GRE Sentence Equivalence: How to Find the Matching Pair
Sentence Equivalence asks for two words that produce sentences alike in meaning. Learn why you must predict before you pick, how to use the synonym-pair structure, and the traps that cost easy points.
2026-05-27 · 7 min read
Two answers, one meaning
Sentence Equivalence gives you one sentence with a single blank and six answer choices. You must select the two choices that both complete the sentence and produce sentences that are alike in meaning. Both must be right, and they must agree.
Because the two correct answers create equivalent sentences, they are almost always near-synonyms in the context. That structure is the key to the whole question type.

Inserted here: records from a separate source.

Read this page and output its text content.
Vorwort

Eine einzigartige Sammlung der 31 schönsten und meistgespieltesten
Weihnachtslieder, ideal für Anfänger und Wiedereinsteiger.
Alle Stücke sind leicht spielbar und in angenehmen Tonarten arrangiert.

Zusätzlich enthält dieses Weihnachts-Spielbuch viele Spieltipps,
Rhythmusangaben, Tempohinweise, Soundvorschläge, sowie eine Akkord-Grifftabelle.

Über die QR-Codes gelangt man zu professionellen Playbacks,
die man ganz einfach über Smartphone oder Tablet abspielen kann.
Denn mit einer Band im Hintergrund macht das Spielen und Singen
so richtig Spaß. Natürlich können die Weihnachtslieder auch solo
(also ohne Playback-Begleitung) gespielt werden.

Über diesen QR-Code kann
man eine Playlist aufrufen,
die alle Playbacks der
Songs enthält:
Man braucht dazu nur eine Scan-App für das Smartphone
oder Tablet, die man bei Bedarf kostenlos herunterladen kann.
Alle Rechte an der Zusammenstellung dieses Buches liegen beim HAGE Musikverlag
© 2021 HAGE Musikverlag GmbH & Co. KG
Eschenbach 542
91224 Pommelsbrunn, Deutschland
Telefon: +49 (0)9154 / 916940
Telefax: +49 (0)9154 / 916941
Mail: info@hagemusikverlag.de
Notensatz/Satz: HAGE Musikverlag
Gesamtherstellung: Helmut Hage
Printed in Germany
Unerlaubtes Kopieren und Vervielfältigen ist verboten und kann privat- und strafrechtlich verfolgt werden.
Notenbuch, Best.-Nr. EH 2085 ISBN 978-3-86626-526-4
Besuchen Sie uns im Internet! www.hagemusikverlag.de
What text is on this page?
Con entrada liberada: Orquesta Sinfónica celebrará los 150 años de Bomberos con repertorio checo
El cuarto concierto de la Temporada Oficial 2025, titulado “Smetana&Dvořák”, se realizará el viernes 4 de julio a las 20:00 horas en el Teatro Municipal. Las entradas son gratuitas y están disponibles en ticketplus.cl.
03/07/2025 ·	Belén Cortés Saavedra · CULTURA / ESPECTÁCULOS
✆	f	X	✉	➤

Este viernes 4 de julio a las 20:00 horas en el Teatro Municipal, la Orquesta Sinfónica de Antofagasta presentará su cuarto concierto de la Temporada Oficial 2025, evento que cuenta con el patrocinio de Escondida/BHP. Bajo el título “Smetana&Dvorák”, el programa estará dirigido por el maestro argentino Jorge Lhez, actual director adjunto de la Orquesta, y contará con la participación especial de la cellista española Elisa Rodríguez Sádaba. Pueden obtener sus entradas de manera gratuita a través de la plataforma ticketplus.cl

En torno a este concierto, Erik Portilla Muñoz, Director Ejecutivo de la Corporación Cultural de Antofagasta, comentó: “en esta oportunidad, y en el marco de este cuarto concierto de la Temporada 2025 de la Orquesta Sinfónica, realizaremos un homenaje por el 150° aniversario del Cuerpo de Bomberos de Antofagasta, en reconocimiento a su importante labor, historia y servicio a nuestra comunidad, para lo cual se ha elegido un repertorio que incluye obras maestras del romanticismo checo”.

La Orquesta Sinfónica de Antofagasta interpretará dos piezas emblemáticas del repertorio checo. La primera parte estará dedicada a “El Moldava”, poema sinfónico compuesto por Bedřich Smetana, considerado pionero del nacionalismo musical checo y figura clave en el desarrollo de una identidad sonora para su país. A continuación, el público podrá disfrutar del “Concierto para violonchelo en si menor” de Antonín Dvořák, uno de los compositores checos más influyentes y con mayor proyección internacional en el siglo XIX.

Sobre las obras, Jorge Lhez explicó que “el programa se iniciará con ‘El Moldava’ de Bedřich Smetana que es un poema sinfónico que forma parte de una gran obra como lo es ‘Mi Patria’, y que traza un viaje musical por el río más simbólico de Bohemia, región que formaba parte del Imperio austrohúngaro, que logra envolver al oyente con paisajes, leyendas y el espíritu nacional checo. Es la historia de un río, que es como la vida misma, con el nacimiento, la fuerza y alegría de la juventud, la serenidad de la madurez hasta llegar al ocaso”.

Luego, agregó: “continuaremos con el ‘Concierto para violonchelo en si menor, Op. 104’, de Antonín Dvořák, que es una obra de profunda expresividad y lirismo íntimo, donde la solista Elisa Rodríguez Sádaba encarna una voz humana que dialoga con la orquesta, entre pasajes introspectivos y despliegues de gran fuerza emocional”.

Predict first, exactly like text completion
Use the same discipline as Text Completion: find the logical clue, note whether the sentence continues or contrasts, and predict a simple word for the blank before reading the choices.
With a prediction in hand, scan the six options for words that match your idea. You are looking for a pair that points the same direction, so a lone perfect word with no partner cannot be the answer.
Hunt for the synonym pair
A reliable tactic is to look for two choices that mean roughly the same thing, then check that they fit the sentence. Often the six choices contain one or two synonym pairs by design, and only one pair fits the meaning.
Be careful: sometimes a pair are synonyms but do not fit the sentence, planted to tempt you. The correct pair must both fit the logic and match each other.
Avoid the single-word trap
The most common mistake is choosing one word that fits beautifully and a second that also fits but changes the meaning. If your two words would produce sentences with different shades of meaning, at least one is wrong.
Another trap is a word with no synonymous partner among the choices. However well it fits, if nothing else matches it in meaning, it cannot be part of a valid pair.
Method recap
Read for the logical clue and pivot. Predict a simple word. Find the two choices that match your prediction and each other. Confirm both produce sentences with the same meaning. Discard well-fitting words that lack a synonymous partner.